This generative poem produces more sestinas than the known universe. To be precise, it can produce 910,251,623,407,960,787,539,543,324,904,089,233, 758,905,973,536,329,779,381,000,049,443,843,029,464,779,513,168,359,606, 194,209,951,426,108,247,244,800,000,000,000,000,000 possible variations (as calculated by Waber). It’s a heck of a lot more than Queneau’s Cent Mille Milliards de Poèmes (100,000,000,000,000 poems), which would require more time to read than is possible in a lifetime. After a certain point, one would have to wonder what is the point of reading a poem that is impossible to read fully?
Perhaps that is not the point.
Perhaps one never reaches all the possible combinations of possibilities in a situation or relationship, but patterns emerge, and one gets a sense of what is going on.

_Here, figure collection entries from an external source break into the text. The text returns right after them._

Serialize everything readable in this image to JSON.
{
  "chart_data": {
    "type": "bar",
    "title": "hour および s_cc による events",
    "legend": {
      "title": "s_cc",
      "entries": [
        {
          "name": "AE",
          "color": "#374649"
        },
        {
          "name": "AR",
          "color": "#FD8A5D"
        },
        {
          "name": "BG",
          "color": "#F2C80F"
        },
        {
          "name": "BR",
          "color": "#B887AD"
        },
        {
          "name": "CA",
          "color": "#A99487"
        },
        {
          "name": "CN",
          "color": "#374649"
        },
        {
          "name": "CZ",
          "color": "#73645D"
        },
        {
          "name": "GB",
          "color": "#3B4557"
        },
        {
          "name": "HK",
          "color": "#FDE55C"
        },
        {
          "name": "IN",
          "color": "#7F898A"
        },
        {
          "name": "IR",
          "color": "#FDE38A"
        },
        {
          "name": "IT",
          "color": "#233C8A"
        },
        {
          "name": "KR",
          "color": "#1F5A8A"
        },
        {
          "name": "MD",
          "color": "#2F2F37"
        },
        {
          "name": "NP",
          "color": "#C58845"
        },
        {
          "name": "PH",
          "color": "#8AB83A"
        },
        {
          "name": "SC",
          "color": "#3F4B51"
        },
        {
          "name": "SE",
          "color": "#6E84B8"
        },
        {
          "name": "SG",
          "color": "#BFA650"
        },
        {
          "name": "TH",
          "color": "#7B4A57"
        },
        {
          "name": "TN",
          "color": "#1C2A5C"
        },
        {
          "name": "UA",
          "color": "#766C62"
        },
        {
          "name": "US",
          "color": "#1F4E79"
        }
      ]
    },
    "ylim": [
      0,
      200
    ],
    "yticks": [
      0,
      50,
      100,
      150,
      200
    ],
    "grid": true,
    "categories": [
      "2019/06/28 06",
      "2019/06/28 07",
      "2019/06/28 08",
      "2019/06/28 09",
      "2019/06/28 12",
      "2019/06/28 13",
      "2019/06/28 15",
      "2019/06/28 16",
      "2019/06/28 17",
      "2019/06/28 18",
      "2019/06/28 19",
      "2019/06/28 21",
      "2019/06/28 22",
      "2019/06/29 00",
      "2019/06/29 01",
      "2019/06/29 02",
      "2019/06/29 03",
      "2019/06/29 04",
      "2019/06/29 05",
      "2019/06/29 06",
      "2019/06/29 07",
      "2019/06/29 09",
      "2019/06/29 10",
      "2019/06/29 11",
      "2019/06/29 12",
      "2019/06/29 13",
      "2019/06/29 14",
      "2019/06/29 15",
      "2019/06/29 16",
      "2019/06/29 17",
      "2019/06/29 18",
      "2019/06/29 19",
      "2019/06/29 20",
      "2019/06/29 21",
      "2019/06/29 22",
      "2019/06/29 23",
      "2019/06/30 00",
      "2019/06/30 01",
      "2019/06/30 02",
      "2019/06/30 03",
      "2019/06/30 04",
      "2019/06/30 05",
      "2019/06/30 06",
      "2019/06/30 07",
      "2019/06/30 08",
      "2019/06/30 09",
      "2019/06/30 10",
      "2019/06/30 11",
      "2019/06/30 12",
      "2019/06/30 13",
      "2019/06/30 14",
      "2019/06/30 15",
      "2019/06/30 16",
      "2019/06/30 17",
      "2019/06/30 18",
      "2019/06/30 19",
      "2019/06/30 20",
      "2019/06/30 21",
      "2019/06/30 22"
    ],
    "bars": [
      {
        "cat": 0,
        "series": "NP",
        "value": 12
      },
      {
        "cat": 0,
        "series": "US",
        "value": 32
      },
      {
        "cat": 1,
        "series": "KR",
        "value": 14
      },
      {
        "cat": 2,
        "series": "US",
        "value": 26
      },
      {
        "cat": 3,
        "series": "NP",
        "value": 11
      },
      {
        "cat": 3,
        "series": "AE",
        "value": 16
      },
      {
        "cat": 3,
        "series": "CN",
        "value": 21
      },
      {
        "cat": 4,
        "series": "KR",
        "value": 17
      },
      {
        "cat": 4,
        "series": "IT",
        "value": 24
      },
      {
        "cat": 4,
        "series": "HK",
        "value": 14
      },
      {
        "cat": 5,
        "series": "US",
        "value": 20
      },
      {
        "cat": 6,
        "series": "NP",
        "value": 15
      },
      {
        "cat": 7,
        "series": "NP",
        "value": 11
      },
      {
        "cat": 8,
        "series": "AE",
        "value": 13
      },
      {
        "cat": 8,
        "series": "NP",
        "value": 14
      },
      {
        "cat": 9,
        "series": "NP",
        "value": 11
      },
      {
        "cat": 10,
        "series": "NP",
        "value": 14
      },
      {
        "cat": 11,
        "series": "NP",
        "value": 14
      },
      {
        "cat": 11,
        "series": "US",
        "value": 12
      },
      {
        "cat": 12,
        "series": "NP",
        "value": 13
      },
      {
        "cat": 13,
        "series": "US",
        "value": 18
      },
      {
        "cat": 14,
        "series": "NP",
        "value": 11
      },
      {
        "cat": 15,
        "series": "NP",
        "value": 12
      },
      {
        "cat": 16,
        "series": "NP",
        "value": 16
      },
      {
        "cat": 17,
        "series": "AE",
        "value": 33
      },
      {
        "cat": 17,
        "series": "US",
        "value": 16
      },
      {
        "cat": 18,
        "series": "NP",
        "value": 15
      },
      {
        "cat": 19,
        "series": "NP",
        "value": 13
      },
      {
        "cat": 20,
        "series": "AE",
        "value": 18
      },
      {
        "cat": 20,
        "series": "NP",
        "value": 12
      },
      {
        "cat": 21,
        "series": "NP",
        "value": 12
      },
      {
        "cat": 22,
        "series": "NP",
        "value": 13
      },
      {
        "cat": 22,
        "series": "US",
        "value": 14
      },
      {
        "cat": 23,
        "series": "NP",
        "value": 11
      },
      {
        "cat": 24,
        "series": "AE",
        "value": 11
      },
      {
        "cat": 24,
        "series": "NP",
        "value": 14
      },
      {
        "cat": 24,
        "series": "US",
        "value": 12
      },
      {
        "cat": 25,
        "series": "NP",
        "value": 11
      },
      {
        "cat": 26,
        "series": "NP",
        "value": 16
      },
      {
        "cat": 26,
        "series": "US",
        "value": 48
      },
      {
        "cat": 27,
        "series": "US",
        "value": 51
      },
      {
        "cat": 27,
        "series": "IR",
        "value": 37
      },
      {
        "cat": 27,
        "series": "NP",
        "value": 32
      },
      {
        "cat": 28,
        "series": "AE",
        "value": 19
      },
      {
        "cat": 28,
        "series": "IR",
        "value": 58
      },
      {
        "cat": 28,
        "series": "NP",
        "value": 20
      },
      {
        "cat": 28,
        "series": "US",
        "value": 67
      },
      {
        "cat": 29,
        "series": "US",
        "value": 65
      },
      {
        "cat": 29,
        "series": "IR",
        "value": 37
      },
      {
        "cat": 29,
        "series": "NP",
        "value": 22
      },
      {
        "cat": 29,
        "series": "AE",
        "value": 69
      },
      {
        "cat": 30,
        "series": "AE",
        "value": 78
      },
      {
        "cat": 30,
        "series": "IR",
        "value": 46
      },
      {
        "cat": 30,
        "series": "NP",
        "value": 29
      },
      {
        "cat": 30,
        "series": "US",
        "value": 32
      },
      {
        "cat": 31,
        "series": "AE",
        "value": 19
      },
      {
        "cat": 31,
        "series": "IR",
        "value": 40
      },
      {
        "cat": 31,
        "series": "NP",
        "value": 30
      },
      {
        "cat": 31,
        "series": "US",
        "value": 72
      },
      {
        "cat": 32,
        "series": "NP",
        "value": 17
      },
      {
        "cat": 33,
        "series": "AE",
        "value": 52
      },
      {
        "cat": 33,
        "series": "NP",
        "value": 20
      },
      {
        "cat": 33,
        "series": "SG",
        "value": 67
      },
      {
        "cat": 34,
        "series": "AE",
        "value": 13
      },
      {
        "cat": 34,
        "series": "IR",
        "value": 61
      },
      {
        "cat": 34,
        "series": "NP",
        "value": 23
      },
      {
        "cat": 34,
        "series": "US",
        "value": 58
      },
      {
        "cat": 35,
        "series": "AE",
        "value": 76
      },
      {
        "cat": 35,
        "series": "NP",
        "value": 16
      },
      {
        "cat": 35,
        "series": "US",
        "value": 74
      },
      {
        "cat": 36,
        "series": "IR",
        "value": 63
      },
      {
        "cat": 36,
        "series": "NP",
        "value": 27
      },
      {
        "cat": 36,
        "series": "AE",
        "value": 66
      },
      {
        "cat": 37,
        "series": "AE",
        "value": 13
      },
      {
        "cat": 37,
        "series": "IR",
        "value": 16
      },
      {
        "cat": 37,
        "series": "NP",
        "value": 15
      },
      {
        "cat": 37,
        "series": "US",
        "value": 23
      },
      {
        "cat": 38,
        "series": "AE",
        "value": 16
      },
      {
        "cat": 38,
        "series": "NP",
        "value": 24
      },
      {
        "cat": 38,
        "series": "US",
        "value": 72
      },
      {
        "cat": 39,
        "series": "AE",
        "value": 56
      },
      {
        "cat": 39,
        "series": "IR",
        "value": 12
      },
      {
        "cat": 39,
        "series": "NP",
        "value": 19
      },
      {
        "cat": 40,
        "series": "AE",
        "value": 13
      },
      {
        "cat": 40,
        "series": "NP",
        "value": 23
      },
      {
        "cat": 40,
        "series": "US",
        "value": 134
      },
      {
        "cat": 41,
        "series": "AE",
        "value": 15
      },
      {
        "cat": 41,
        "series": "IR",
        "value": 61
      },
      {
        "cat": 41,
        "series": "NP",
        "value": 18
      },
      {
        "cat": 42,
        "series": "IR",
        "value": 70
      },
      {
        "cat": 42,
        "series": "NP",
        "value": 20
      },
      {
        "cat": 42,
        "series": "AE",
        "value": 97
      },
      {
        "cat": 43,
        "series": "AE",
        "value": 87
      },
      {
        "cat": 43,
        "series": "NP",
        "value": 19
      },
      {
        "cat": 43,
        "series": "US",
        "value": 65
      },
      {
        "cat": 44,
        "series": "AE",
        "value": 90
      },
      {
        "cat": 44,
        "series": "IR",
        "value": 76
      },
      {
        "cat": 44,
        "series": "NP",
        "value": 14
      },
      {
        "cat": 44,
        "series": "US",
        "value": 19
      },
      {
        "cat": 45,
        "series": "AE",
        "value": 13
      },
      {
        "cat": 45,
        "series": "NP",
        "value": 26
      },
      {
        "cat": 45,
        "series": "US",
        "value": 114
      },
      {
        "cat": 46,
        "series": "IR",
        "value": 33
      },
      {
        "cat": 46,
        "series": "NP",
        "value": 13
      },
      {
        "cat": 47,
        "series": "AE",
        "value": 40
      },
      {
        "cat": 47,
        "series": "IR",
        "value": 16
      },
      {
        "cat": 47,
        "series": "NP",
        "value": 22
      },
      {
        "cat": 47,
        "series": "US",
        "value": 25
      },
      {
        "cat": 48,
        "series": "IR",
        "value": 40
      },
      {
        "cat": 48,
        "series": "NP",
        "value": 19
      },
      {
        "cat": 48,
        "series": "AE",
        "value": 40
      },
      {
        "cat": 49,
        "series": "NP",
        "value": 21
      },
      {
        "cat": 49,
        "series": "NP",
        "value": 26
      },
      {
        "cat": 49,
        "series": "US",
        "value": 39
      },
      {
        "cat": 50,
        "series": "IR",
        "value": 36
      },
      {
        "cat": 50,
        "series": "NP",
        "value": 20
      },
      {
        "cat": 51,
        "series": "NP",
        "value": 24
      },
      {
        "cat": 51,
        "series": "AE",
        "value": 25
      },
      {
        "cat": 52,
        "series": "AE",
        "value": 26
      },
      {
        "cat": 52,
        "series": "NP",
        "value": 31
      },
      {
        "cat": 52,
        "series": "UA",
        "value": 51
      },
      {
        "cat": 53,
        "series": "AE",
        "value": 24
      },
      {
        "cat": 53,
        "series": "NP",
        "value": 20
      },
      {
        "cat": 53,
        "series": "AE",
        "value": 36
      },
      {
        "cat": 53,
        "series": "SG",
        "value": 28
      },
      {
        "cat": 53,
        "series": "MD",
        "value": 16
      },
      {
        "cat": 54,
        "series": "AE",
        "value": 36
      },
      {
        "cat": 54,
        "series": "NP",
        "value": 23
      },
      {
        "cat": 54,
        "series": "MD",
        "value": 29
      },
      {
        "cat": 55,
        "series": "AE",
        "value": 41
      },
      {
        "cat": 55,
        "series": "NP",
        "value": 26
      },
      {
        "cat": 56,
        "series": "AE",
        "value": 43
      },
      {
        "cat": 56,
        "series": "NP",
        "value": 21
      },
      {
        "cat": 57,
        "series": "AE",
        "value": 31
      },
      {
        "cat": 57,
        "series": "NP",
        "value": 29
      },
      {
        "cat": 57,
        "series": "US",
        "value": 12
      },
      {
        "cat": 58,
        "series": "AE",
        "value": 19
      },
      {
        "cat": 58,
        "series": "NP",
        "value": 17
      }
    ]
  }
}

The sestina is a poetic form that is built upon repetition: a set of words that are going to repeat themselves in a very meticulous pattern which can produce a sense of obsession or claustrophobia, produced by being in a space where there is little change, even in a one as varied as Waber’s generative poem.
He was kind enough to send me a sample of 50 sestinas generated from this Perl script. I ran the texts through Wordle to produce a word cloud with the 50 most common words, which yielded the following results.
The largest letters are the ones at the end of the line, and are repeated most in the poem. Between them and the other words, we can get a sense of what these sestinas are about.
Or we can just enjoy them conceptually for what they are, especially Waber’s essay.